United States: Court Strikes Expert Opinions, No Punishment Intended

Last Updated: April 2 2015
Article by Johanna Jacob

Order Granting Takeda's Motion to Strike, Takeda Pharmaceutical Co. LTD., et al., v. TWi Pharmaceuticals, Inc., Case No. 13-cv-02420-LHK (Judge Lucy H. Koh)

The Northern District Patent Local Rules are specifically designed to narrow the scope of complex litigation early in the case; they are not designed to "punish" a party. More than a year after serving its initial invalidity contentions and after moving to amend its contentions twice, TWi attempted to backdoor additional invalidity theories through its expert reports. Unsurprisingly, Takeda filed a motion to strike. Judge Koh granted the motion, rejecting TWi's argument that it was being "punished" for complying with case narrowing orders.

First, Takeda moved to strike the expert's opinion that PCT Publication No. WO 00/09092 ("Dietrich") anticipated the asserted claims of U.S. Patent No. 8,461,187 ("the '187 patent"). Takeda argued that TWi could not have its expert opine that Dietrich was both a 102 and 103 reference, when TWi's previous invalidity contentions only alleged Dietrich "render[s] obvious all the asserted claims" and did not explicitly state Dietrich "anticipated" the asserted claims. In its opposition, TWi argued that it implicitly disclosed that Dietrich must be anticipatory, because it had alleged that Dietrich alone rendered the claims invalid in its contentions. Judge Koh disagreed, because anticipation and obviousness are distinct legal theories and a single reference can also render a claim obvious. This was further supported by TWi's failure to provide a citation to Dietrich for a limitation of Claim 1, suggesting that there was nothing purely anticipatory in Dietrich for that limitation. Judge Koh thus struck the anticipation theory because "the Invalidity Contentions did not disclose where Dietrich teaches each limitation of the asserted claims."

Next, Takeda moved to strike the expert's opinion that presented an additional non-enablement theory of invalidity for U.S. Patent No. 8,173,158 ("the '158 patent") pursuant to 35 U.S.C. §112 ¶1. The patent claimed a method of treatment that could be administered under "fasted or fed conditions," which Judge Koh construed to mean "without regard to food." TWi's new expert non-enablement theory contended that the patent did not enable a treatment that could be administered "without regard to food" and therefore required undue experimentation. TWi argued this new theory was actually a part of a bioequivalence theory that it did disclose in its invalidity contentions. Judge Koh again disagreed. She found that the bioequivalency theory1 only asserted "a failure to adequately enable bioequivalencey with statistical significance," which did not touch on the formulation of a treatment administered with or without food. Furthermore, TWi's contentions did not even mention that one of ordinary skill would require "undue experimentation" to practice the claims "without regard to food" based on the disclosures of the '158 patent specification.

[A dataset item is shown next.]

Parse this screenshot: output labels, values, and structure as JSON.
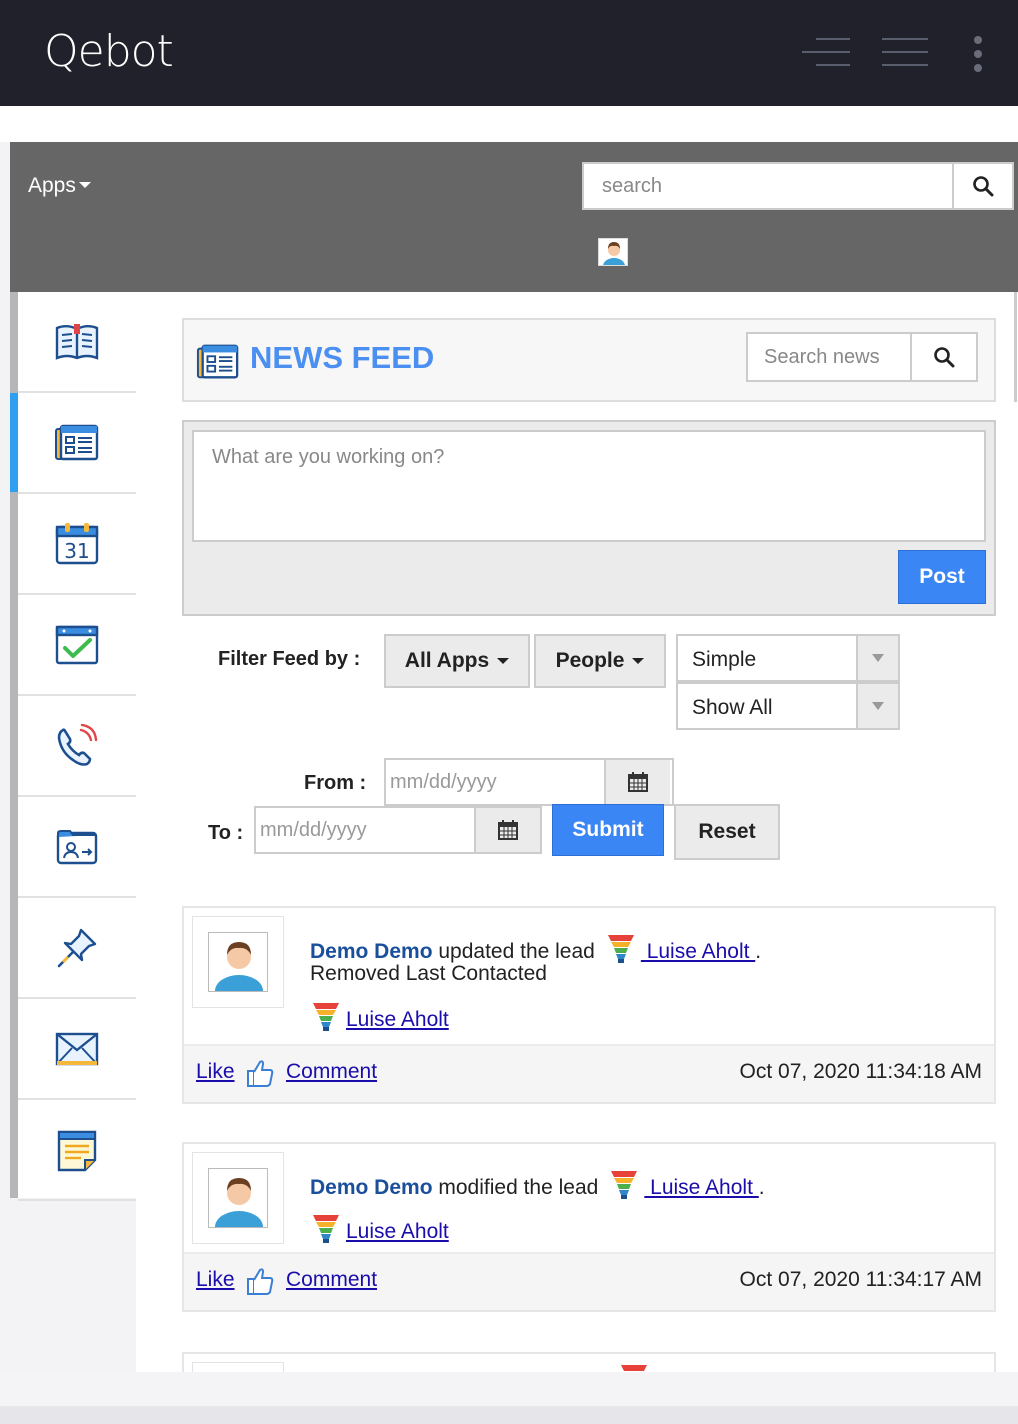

Judge Koh did note that TWi was not prevented from relying on an example in Dietrich that was not specifically cited in its contentions, because the example was not "divorced" form the cited portions of Dietrich. And, an 11 page long reference was not burdensome for Takeda to review in its entirety.

Finally, Judge Koh did not need to consider the prejudice to the parties, because TWi failed to show diligence in amending its contentions. TWi possessed the whole Dietrich reference when it first filed its initial invalidity contentions. Similarly, the new non-enablement theory could have been alleged based solely on the '158 patent's specification. Nevertheless, Judge Koh concluded that Takeda would be prejudiced by admitting these theories at this late stage in litigation.

The Patent Local Rules are in place for a reason—to focus complex litigation early in the case. A party cannot skate around these early notice requirements, and must ensure it explicitly states all possible theories that the evidence it has supports. Non-compliance or partial-compliance can and will result in harsh penalties – no punishment intended.

Footnotes

1.TWi's bioequivalence theory in its invalidity contentions asserted the following: Claim 9 in the '158 patent recites the limitation "wherein the administration of the composition to a human subject in a fed state is bioequivalent to administration of the composition to a human subject in a fasted state." Claims 10 and 11, which both depend from Claim 9, recite bioequivalence is established with a 90% Confidence Interval between 0.80 and 1.25. However, the '158 patent's specification included Confidence Interval values outside of the 0.80-1.25 range. Therefore, the claims were not enabled.